Ok, finally got to testing!
I had to get up to speed a bit and tried a lot of different things. Here’s the rundown:
Weirdness.
Basically I started out swapping it over to Serial2 just so I could output to Serial1 while it was on the bench. Initially it worked but gave incorrect values (2050 exactly) so at first I assumed maybe the sensor was bad.
Then I decided to move it back to all defaults and check to see if things would be better or worse or the same (to confirm sensor deadness). At that point when I uploaded it to the core it just kept flashing red immediately after the firmware updated (single blink followed by, I think, 9 or 10 very quick blinks). So I messed around on that route for like 2 or 3 hours, to no avail, pretty much dead core if I tried to use Serial1…
Or so I thought. Towards the end of the night I decided to try a few last things, one thing it turns out that I was doing wrong was isolating the ground from the power that runs the sensor (even though I thought I read their datasheet and it was supposed to be able to use 3.3v it only seems to light up on 5v). Fixed that issue and magic happened, I started getting readings that changed when I blew on the sensor! Yay!
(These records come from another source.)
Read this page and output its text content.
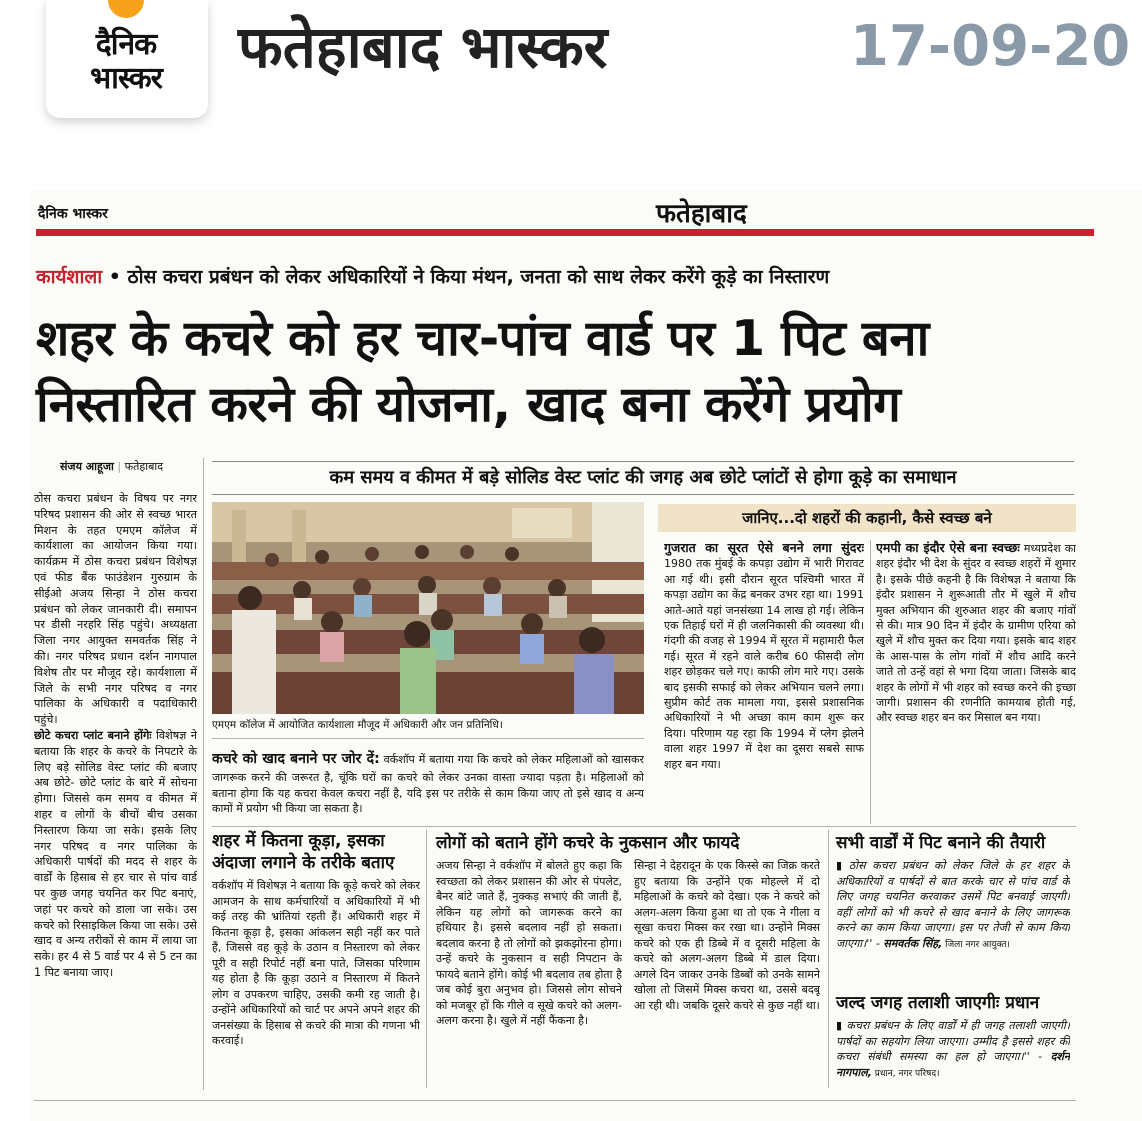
दैनिक
भास्कर	फतेहाबाद भास्कर	17-09-20
दैनिक भास्कर	फतेहाबाद
कार्यशाला • ठोस कचरा प्रबंधन को लेकर अधिकारियों ने किया मंथन, जनता को साथ लेकर करेंगे कूड़े का निस्तारण
शहर के कचरे को हर चार-पांच वार्ड पर 1 पिट बना
निस्तारित करने की योजना, खाद बना करेंगे प्रयोग
संजय आहूजा | फतेहाबाद
ठोस कचरा प्रबंधन के विषय पर नगर परिषद प्रशासन की ओर से स्वच्छ भारत मिशन के तहत एमएम कॉलेज में कार्यशाला का आयोजन किया गया। कार्यक्रम में ठोस कचरा प्रबंधन विशेषज्ञ एवं फीड बैंक फाउंडेशन गुरुग्राम के सीईओ अजय सिन्हा ने ठोस कचरा प्रबंधन को लेकर जानकारी दी। समापन पर डीसी नरहरि सिंह पहुंचे। अध्यक्षता जिला नगर आयुक्त समवर्तक सिंह ने की। नगर परिषद प्रधान दर्शन नागपाल विशेष तौर पर मौजूद रहे। कार्यशाला में जिले के सभी नगर परिषद व नगर पालिका के अधिकारी व पदाधिकारी पहुंचे।
छोटे कचरा प्लांट बनाने होंगेः विशेषज्ञ ने बताया कि शहर के कचरे के निपटारे के लिए बड़े सोलिड वेस्ट प्लांट की बजाए अब छोटे- छोटे प्लांट के बारे में सोचना होगा। जिससे कम समय व कीमत में शहर व लोगों के बीचों बीच उसका निस्तारण किया जा सके। इसके लिए नगर परिषद व नगर पालिका के अधिकारी पार्षदों की मदद से शहर के वार्डों के हिसाब से हर चार से पांच वार्ड पर कुछ जगह चयनित कर पिट बनाएं, जहां पर कचरे को डाला जा सके। उस कचरे को रिसाइकिल किया जा सके। उसे खाद व अन्य तरीकों से काम में लाया जा सके। हर 4 से 5 वार्ड पर 4 से 5 टन का 1 पिट बनाया जाए।
कम समय व कीमत में बड़े सोलिड वेस्ट प्लांट की जगह अब छोटे प्लांटों से होगा कूड़े का समाधान
एमएम कॉलेज में आयोजित कार्यशाला मौजूद में अधिकारी और जन प्रतिनिधि।
कचरे को खाद बनाने पर जोर दें: वर्कशॉप में बताया गया कि कचरे को लेकर महिलाओं को खासकर जागरूक करने की जरूरत है, चूंकि घरों का कचरे को लेकर उनका वास्ता ज्यादा पड़ता है। महिलाओं को बताना होगा कि यह कचरा केवल कचरा नहीं है, यदि इस पर तरीके से काम किया जाए तो इसे खाद व अन्य कामों में प्रयोग भी किया जा सकता है।
जानिए...दो शहरों की कहानी, कैसे स्वच्छ बने
गुजरात का सूरत ऐसे बनने लगा सुंदरः 1980 तक मुंबई के कपड़ा उद्योग में भारी गिरावट आ गई थी। इसी दौरान सूरत पश्चिमी भारत में कपड़ा उद्योग का केंद्र बनकर उभर रहा था। 1991 आते-आते यहां जनसंख्या 14 लाख हो गई। लेकिन एक तिहाई घरों में ही जलनिकासी की व्यवस्था थी। गंदगी की वजह से 1994 में सूरत में महामारी फैल गई। सूरत में रहने वाले करीब 60 फीसदी लोग शहर छोड़कर चले गए। काफी लोग मारे गए। उसके बाद इसकी सफाई को लेकर अभियान चलने लगा। सुप्रीम कोर्ट तक मामला गया, इससे प्रशासनिक अधिकारियों ने भी अच्छा काम काम शुरू कर दिया। परिणाम यह रहा कि 1994 में प्लेग झेलने वाला शहर 1997 में देश का दूसरा सबसे साफ शहर बन गया।
एमपी का इंदौर ऐसे बना स्वच्छः मध्यप्रदेश का शहर इंदौर भी देश के सुंदर व स्वच्छ शहरों में शुमार है। इसके पीछे कहनी है कि विशेषज्ञ ने बताया कि इंदौर प्रशासन ने शुरूआती तौर में खुले में शौच मुक्त अभियान की शुरुआत शहर की बजाए गांवों से की। मात्र 90 दिन में इंदौर के ग्रामीण एरिया को खुले में शौच मुक्त कर दिया गया। इसके बाद शहर के आस-पास के लोग गांवों में शौच आदि करने जाते तो उन्हें वहां से भगा दिया जाता। जिसके बाद शहर के लोगों में भी शहर को स्वच्छ करने की इच्छा जागी। प्रशासन की रणनीति कामयाब होती गई, और स्वच्छ शहर बन कर मिसाल बन गया।
शहर में कितना कूड़ा, इसका अंदाजा लगाने के तरीके बताए
वर्कशॉप में विशेषज्ञ ने बताया कि कूड़े कचरे को लेकर आमजन के साथ कर्मचारियों व अधिकारियों में भी कई तरह की भ्रांतियां रहती हैं। अधिकारी शहर में कितना कूड़ा है, इसका आंकलन सही नहीं कर पाते हैं, जिससे वह कूड़े के उठान व निस्तारण को लेकर पूरी व सही रिपोर्ट नहीं बना पाते, जिसका परिणाम यह होता है कि कूड़ा उठाने व निस्तारण में कितने लोग व उपकरण चाहिए, उसकी कमी रह जाती है। उन्होंने अधिकारियों को चार्ट पर अपने अपने शहर की जनसंख्या के हिसाब से कचरे की मात्रा की गणना भी करवाई।
लोगों को बताने होंगे कचरे के नुकसान और फायदे
अजय सिन्हा ने वर्कशॉप में बोलते हुए कहा कि स्वच्छता को लेकर प्रशासन की ओर से पंपलेट, बैनर बांटे जाते हैं, नुक्कड़ सभाएं की जाती हैं, लेकिन यह लोगों को जागरूक करने का हथियार है। इससे बदलाव नहीं हो सकता। बदलाव करना है तो लोगों को झकझोरना होगा। उन्हें कचरे के नुकसान व सही निपटान के फायदे बताने होंगे। कोई भी बदलाव तब होता है जब कोई बुरा अनुभव हो। जिससे लोग सोचने को मजबूर हों कि गीले व सूखे कचरे को अलग-अलग करना है। खुले में नहीं फैंकना है।
सिन्हा ने देहरादून के एक किस्से का जिक्र करते हुए बताया कि उन्होंने एक मोहल्ले में दो महिलाओं के कचरे को देखा। एक ने कचरे को अलग-अलग किया हुआ था तो एक ने गीला व सूखा कचरा मिक्स कर रखा था। उन्होंने मिक्स कचरे को एक ही डिब्बे में व दूसरी महिला के कचरे को अलग-अलग डिब्बे में डाल दिया। अगले दिन जाकर उनके डिब्बों को उनके सामने खोला तो जिसमें मिक्स कचरा था, उससे बदबू आ रही थी। जबकि दूसरे कचरे से कुछ नहीं था।
सभी वार्डों में पिट बनाने की तैयारी
▮ ठोस कचरा प्रबंधन को लेकर जिले के हर शहर के अधिकारियों व पार्षदों से बात करके चार से पांच वार्ड के लिए जगह चयनित करवाकर उसमें पिट बनवाई जाएगी। वहीं लोगों को भी कचरे से खाद बनाने के लिए जागरूक करने का काम किया जाएगा। इस पर तेजी से काम किया जाएगा।'' - समवर्तक सिंह, जिला नगर आयुक्त।
जल्द जगह तलाशी जाएगीः प्रधान
▮ कचरा प्रबंधन के लिए वार्डों में ही जगह तलाशी जाएगी। पार्षदों का सहयोग लिया जाएगा। उम्मीद है इससे शहर की कचरा संबंधी समस्या का हल हो जाएगा।'' - दर्शन नागपाल, प्रधान, नगर परिषद।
At that point I called it a night.
Walk in today to have a look at it, everything is still running great (really good sign) but I realized that I am using Serial1 (explicitly) but the sensor itself is actually plugged into the Serial2 pins D0 and D1!!! What. the. hell?
So at this point, I am confused, but still happy. It works, and I don’t know WHY it works, but it totally does and it’s weird. I haven’t even enabled Serial2 in the firmware which is even weirder. The only change to the code seems to be that instead of:
Serial.begin(9600);
In the ino, I explicitly use:
Serial1.begin(9600);
That is the difference between dead core and alive core with working sensor. Very, very much weird. That being said, it is usable, so I am making that donation now! Thank you so much!